We exhibit estimators that interpolate the data, and yet achieve optimal rates of convergence for the problems of nonparametric regression and prediction with square loss. This curious observation goes against the usual intuition that a good statistical procedure should forego the exact fit to data in favor of a more smooth representation. A motivation for this work is the recent focus within the machine learning community on the out-of-sample performance of neural networks. These flexible models are typically trained to fit the data exactly (either in their sign or in the actual value), and yet they have good prediction behaviour. This talk is based on joint work with Misha Belkin and Sasha Rakhlin.
STSW04 29th June 2018
09:45 to 10:30
Vincent Vu Group invariance and computational sufficiency
Statistical sufficiency formalizes the notion of data reduction. In the decision theoretic interpretation, once a model is chosen all inferences should be based on a sufficient statistic. However, suppose we start with a set of methods that share a sufficient statistic rather than a specific model. Is it possible to reduce the data beyond the statistic and yet still be able to compute all of the methods? In this talk, I'll present some progress towards a theory of "computational sufficiency" and show that strong reductions _can_ be made for large classes of penalized M-estimators by exploiting hidden symmetries in the underlying optimization problems.

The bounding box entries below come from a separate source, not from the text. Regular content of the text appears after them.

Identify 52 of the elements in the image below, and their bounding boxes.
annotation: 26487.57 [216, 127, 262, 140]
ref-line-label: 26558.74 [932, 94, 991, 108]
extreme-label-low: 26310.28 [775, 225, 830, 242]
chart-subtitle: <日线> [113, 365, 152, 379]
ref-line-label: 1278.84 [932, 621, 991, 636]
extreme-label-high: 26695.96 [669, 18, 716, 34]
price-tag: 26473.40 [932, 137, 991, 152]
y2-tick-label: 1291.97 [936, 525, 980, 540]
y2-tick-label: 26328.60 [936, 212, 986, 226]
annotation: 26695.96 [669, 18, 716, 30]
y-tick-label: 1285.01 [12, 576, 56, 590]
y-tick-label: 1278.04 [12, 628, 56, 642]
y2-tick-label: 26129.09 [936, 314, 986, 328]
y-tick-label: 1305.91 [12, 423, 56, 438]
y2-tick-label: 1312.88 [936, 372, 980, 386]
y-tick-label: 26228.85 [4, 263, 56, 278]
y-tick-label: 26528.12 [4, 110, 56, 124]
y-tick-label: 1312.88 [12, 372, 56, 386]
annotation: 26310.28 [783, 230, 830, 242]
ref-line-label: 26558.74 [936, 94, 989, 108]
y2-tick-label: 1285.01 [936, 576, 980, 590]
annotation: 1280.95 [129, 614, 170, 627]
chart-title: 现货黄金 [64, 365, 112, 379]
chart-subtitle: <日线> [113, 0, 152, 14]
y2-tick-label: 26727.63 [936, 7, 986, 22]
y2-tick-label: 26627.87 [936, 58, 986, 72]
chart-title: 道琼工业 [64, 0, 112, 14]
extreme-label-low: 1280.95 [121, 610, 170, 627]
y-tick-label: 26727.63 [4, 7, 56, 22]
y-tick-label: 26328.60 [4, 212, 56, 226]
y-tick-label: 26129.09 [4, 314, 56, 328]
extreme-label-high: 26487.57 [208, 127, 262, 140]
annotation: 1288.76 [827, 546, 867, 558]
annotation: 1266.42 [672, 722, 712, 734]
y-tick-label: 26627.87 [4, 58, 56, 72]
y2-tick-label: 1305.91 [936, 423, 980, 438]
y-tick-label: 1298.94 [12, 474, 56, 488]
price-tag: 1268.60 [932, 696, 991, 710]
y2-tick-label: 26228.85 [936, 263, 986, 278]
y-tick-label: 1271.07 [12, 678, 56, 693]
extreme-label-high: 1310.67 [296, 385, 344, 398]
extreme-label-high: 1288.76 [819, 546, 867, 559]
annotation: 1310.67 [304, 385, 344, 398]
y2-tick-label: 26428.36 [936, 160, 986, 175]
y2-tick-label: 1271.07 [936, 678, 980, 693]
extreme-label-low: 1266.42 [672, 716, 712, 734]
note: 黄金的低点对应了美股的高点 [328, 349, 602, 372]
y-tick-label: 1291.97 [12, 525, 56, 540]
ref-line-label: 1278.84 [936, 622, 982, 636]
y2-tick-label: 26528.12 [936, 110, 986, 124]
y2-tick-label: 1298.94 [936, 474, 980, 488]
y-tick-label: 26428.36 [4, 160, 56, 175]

These reductions can (1) enable efficient computation and (2) reveal hidden connections between seemingly disparate methods. As a main example, I'll show how the theory provides a surprising answer to the following question: "What do the Graphical Lasso, sparse PCA, single-linkage clustering, and L1 penalized Ising model selection all have in common?"
STSW04 29th June 2018
11:00 to 11:45
Richard Samworth Data perturbation for data science
When faced with a dataset and a problem of interest, should we propose a statistical model and use that to inform an appropriate algorithm, or dream up a potential algorithm and then seek to justify it? The former is the more traditional statistical approach, but the latter appears to be becoming more popular. I will discuss a class of algorithms that belong in the second category, namely those that involve data perturbation (e.g. subsampling, random projections, artificial noise, knockoffs,...). As examples, I will consider Complementary Pairs Stability Selection for variable selection and sparse PCA via random projections. This will involve joint work with Rajen Shah, Milana Gataric and Tengyao Wang.
STSW04 29th June 2018
11:45 to 12:30
Domagoj Ćevid, Peter Bühlmann Deconfounding using Spectral Transformations
High-dimensional regression methods which rely on the sparsity of the ground truth, such as the Lasso, might break down in the presence of confounding variables. If a latent variable affects both the response and the predictors, the correlation between them changes. This phenomenon can be represented as a linear model where the sparse coefficient vector has been perturbed. We will present our work on this problem. We investigate and propose some spectral transformations for the data which serve as input for the Lasso. We discuss assumptions for achieving the optimal error rate and illustrate the performance on a genomic dataset. The approach is easy to use and leads to convincing results. The talk is based on joint work with Nicolai Meinshausen.